Pathways for particular objects, people or other stimuli are thought to be built up as organisms learn about the world. Some neuroscientists speculate that parts of the human visual system become so specialised they recognise very specific subjects such as a person’s grandmother or their cat.
As millions of images were analysed by Google’s network of silicon nerves, some parts of it started to react to specific elements in those pictures.
After three days and 10 million images the network could spot a cat, even though it had never been told what one looked like.
Although the work at first seems useless, it isn’t. We learn to recognize objects by repeated exposure to them. And it’s always been a mystery to scientists how we’re able to form and remember images of people and friends whom we repeatedly see. (When I was younger, my father used to ask me the question, “Try to imagine a face that you’ve never seen before.” Try it—it’s not easy!) Some day face-recognition software will be everywhere: identifying you before letting you into secure facilities, helping police solve crimes, and so on.

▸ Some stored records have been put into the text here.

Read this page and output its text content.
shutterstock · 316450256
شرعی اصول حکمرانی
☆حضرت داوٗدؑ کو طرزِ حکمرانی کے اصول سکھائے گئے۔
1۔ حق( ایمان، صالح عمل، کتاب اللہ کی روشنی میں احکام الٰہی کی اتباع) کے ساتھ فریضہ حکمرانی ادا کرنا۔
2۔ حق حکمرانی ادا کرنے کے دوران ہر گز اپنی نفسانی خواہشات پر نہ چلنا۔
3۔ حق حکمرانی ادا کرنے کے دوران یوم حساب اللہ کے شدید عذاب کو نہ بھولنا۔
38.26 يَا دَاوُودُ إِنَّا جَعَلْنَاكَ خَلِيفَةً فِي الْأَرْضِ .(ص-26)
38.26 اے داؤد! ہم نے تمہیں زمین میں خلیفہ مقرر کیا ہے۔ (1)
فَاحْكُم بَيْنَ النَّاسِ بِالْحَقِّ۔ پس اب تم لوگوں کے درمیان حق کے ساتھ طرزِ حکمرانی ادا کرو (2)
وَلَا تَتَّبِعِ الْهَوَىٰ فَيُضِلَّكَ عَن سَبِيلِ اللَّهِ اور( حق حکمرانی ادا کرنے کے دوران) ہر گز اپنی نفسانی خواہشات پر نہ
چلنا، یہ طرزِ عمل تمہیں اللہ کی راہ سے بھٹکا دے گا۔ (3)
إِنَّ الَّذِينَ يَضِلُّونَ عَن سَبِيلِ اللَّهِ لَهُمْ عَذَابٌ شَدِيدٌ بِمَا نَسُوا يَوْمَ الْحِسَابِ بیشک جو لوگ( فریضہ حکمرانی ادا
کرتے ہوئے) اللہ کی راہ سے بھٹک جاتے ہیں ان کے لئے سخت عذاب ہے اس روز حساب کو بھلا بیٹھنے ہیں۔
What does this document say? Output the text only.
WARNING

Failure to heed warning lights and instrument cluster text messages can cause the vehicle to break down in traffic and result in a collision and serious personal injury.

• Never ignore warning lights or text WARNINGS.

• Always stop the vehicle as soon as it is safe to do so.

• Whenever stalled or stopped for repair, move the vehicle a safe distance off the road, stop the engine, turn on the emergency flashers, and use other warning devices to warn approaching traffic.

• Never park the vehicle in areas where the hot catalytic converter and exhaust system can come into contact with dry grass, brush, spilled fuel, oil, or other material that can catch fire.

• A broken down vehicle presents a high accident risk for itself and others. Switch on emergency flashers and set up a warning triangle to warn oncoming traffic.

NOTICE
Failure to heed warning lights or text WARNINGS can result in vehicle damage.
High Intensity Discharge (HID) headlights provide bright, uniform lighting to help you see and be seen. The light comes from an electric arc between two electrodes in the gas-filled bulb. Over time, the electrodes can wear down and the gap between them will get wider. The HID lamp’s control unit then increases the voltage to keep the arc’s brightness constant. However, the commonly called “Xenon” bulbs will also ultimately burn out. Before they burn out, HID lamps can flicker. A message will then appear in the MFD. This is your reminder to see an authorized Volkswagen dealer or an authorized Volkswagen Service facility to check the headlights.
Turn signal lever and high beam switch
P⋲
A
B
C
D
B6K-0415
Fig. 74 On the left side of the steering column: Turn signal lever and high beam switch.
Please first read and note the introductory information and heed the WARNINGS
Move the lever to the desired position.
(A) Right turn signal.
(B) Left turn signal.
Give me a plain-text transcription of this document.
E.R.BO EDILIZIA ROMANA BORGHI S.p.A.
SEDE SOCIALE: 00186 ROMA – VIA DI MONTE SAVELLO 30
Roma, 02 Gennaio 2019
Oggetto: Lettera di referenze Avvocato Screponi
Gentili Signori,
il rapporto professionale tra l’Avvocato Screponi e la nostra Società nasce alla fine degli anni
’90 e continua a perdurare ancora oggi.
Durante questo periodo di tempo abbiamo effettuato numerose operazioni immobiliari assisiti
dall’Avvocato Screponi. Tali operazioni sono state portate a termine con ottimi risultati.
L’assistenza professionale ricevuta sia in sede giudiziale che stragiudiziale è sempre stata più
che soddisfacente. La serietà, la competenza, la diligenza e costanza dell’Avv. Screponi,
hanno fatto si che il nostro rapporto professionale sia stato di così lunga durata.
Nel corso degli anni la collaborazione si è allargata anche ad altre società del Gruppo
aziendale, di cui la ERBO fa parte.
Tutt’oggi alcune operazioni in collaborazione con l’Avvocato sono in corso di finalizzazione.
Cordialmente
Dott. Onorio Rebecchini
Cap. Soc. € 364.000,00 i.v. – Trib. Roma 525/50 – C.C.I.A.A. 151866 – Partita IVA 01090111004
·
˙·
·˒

And of course it will also give us a clue about how our brain works when recognizing faces. We can easily clue in on human faces, but not so easily on the faces of individuals from different species, which may be nearly as distinct from each other as one human is from others. And there’s an evolutionary reason for that: it was crucial for our group-living ancestors to recognize not only kin but other groupmates (who helped us before, and who was bad to us?), and to discriminate group-mates from potentially hostile members of outgroups.
Lee, Q. V. et al. 2012. Building high-level features using large scale unsupervised learning. Manuscript at Cornell University Library. (free pdf download at link).